Anatoly Chubais’s sudden departure from Russia in March — at the start of Vladimir Putin’s so-called “special military operation” against Ukraine — was widely seen as a sign of opposition to the war by the Kremlin’s influential insider. He never publicly explained the reasons for his departure, but Bloomberg he cited two anonymous sources at the time who said he had come out against the war.
After making headlines for abruptly resigning as a top adviser to Putin and apparently fleeing to Europe, he had largely disappeared from public view until reports emerged last weekend that he had been hospitalized with apparently debilitating symptoms.
In comments to Russian journalist Ksenia Sobchak at the time, Chubais, 67, said he had been diagnosed with Guillain-Barré syndrome, a rare neurological disorder. Sobchak gave an update on his condition on Wednesday, Writing on Telegram that his diagnosis had been confirmed.
“His condition has stabilized, but Anatoly Borisovich is still in intensive care, his legs and arms do not work well, his eye will not close, he has partial facial paralysis,” wrote Sobchak, attributing the update to his wife Chubais, Avdotia Smirnova. .
The Italian newspaper L’Unione Sarda mentionted At the same time Italian authorities are still investigating the cause of Chubais’ sudden illness – and intelligence services are said to be awaiting the results of his blood tests to ensure he was not poisoned.
The local prosecutor questioned Chubais as part of the investigation, according to the report.

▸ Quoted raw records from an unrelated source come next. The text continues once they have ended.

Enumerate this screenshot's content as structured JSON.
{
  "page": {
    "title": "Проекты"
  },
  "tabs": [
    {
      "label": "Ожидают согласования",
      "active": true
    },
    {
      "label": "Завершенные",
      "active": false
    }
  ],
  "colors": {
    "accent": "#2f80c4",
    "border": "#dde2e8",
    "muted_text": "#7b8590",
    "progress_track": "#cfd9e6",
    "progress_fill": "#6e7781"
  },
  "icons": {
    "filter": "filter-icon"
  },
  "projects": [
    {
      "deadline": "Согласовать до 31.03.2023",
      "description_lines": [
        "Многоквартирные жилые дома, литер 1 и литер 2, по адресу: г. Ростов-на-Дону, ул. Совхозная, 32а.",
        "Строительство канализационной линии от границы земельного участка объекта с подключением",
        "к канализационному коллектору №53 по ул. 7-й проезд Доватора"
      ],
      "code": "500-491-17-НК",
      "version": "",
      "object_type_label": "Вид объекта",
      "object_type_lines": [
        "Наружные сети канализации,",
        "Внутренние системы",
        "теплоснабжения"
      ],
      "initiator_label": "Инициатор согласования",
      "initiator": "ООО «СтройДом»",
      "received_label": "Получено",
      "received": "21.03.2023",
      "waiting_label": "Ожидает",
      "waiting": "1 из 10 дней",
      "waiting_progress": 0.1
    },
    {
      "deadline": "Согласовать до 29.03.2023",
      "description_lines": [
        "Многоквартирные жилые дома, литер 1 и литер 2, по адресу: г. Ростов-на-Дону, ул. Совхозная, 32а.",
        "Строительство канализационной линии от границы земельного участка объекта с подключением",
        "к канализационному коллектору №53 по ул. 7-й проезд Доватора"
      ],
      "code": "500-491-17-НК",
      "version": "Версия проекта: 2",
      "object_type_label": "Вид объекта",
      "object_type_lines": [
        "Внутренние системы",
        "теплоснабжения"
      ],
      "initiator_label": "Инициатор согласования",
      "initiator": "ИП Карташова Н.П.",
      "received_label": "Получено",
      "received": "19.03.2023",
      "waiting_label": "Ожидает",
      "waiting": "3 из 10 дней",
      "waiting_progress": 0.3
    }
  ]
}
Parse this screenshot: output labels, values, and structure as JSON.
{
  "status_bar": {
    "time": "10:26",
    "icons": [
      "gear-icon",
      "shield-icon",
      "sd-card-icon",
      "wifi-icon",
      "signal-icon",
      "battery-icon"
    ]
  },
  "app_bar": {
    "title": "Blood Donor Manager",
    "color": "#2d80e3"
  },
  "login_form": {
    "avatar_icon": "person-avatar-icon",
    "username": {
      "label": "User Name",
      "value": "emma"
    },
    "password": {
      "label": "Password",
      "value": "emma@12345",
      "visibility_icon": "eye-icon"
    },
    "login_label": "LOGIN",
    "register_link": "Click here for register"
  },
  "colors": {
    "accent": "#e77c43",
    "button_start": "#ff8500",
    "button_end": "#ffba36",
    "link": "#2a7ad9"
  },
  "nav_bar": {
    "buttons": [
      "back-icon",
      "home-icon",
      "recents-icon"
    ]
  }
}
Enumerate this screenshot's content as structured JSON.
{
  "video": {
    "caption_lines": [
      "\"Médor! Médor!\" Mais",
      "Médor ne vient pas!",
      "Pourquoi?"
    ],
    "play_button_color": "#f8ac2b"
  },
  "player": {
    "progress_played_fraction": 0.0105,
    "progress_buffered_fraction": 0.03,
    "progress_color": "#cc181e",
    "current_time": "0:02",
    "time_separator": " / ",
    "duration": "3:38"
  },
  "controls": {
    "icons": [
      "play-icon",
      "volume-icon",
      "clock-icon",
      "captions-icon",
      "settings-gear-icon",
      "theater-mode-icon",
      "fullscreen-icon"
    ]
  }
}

The former Rusnano CEO is said to have already shot down speculation that he had been poisoned. “These are very understandable suspicions. But he’s not thinking about it,” a source close to Chubais said according to The Financial Times this week, apparently alluding to the recent poisonings of Putin’s nemesis Alexei Navalny and former spy Sergei Skripal.
Chubais, a close ally of Putin since the 1990s, is a hugely influential figure in Russian politics — in 1996, he even gave Putin, then a nobody, his first Kremlin job.
Although the Kremlin publicly denied his resignation and departure in March, Putin delivered a fiery speech the same month attacking Russians who choose the West over their homeland – using the very same rhetoric he once used to blast Skripal .
“Any people, and especially the Russian people, will always be able to distinguish patriots from scum and traitors and spit them out like a gnat that accidentally flew into their mouth,” Putin said, before cheering for “self-purification ». he said was happening in Russian society.
His spokesman later clarified that the “purging” Putin described referred to Russians who “disappear from our lives on their own,” either emigrating or resigning from their positions.